Ultimately what pushes Ma over the edge is not her physical or mental freedom but her lack of emotional freedom. Inside of Room, she could not properly express her emotions without fear of hurting Jack. When she leaves Room, Ma is so overwhelmed by everything that she has kept contained that she deems the only solution to be suicide. When Jack finds Ma after she overdoses, he realizes just how limited her emotional freedom was, and begins to understand why she did what she did. “She took the bad medicine, I think she was too tired to play anymore, she was in a hurry to get to Heaven so she didn’t wait . (257)” Ma feels she should be happy after escaping Room, the prison she has been locked up in for the past seven years of her life, but she feels everything but happiness. When she is having a conversation with Grandma, Grandma thinks that she needs rest. Ma knows that sleep can not fix her feelings of instability. Jack observes his mother: “Ma says, ‘I don’t know what’s wrong with me. I’m supposed to be happy.’ ‘You just need to rest, okay?,’ says Grandma. ‘No, I don’t. I don’t need to rest! (270)’” Ma’s experiences in Room have limited her emotional freedom. In Room Ma was unable to complain otherwise Old Nick would hurt her. Ma does not feel happy despite escaping Room as she is emotionally overwhelmed and her experiences have completely limited her overall emotional freedom.

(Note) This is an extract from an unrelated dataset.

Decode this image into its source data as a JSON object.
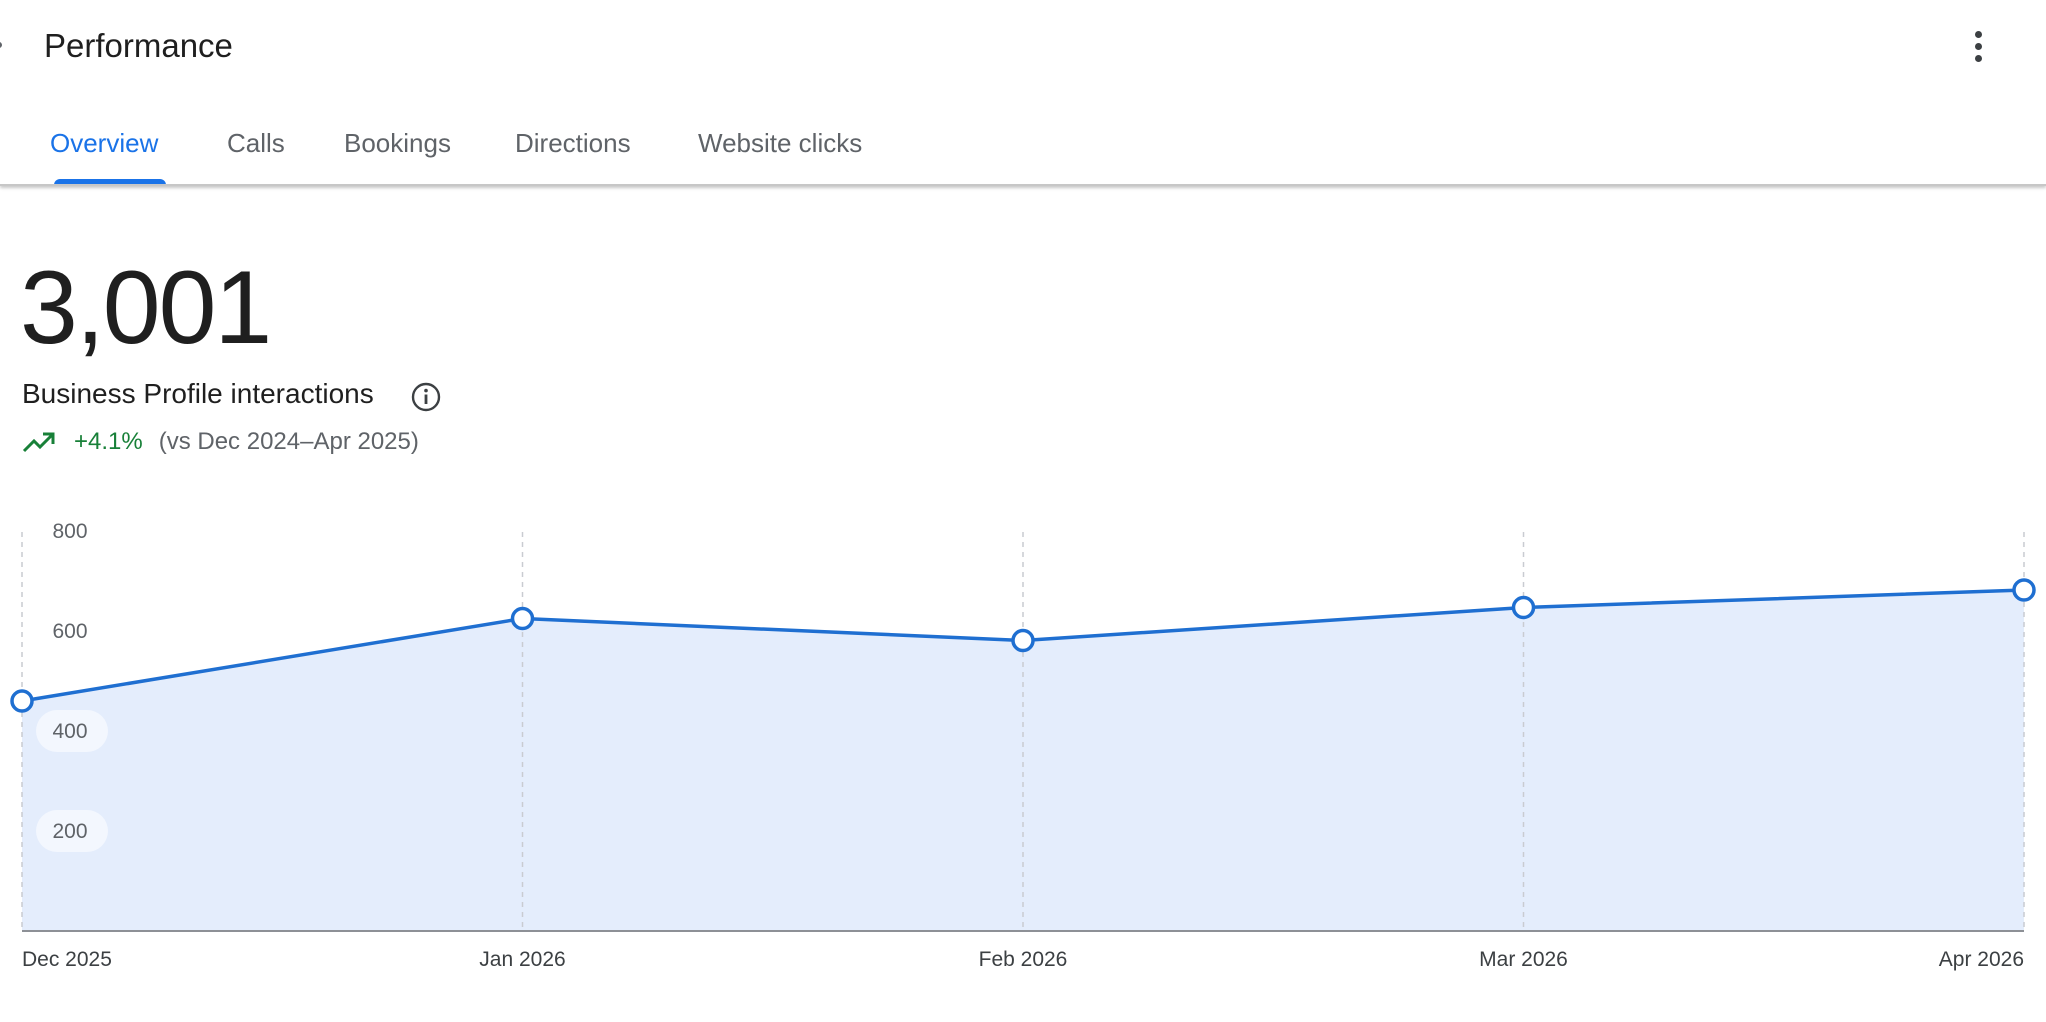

It can be concluded that Ma and Jack’s experiences in Room have limited their freedom in multiple ways: Physically, they were unable to leave Room; mentally, they are haunted by their memories of Room; and emotionally their experiences have left Ma and Jack overwhelmed, and have prevented the two of them from living normal lives. As Ma puts it, “People are locked up in all sorts of ways (242).”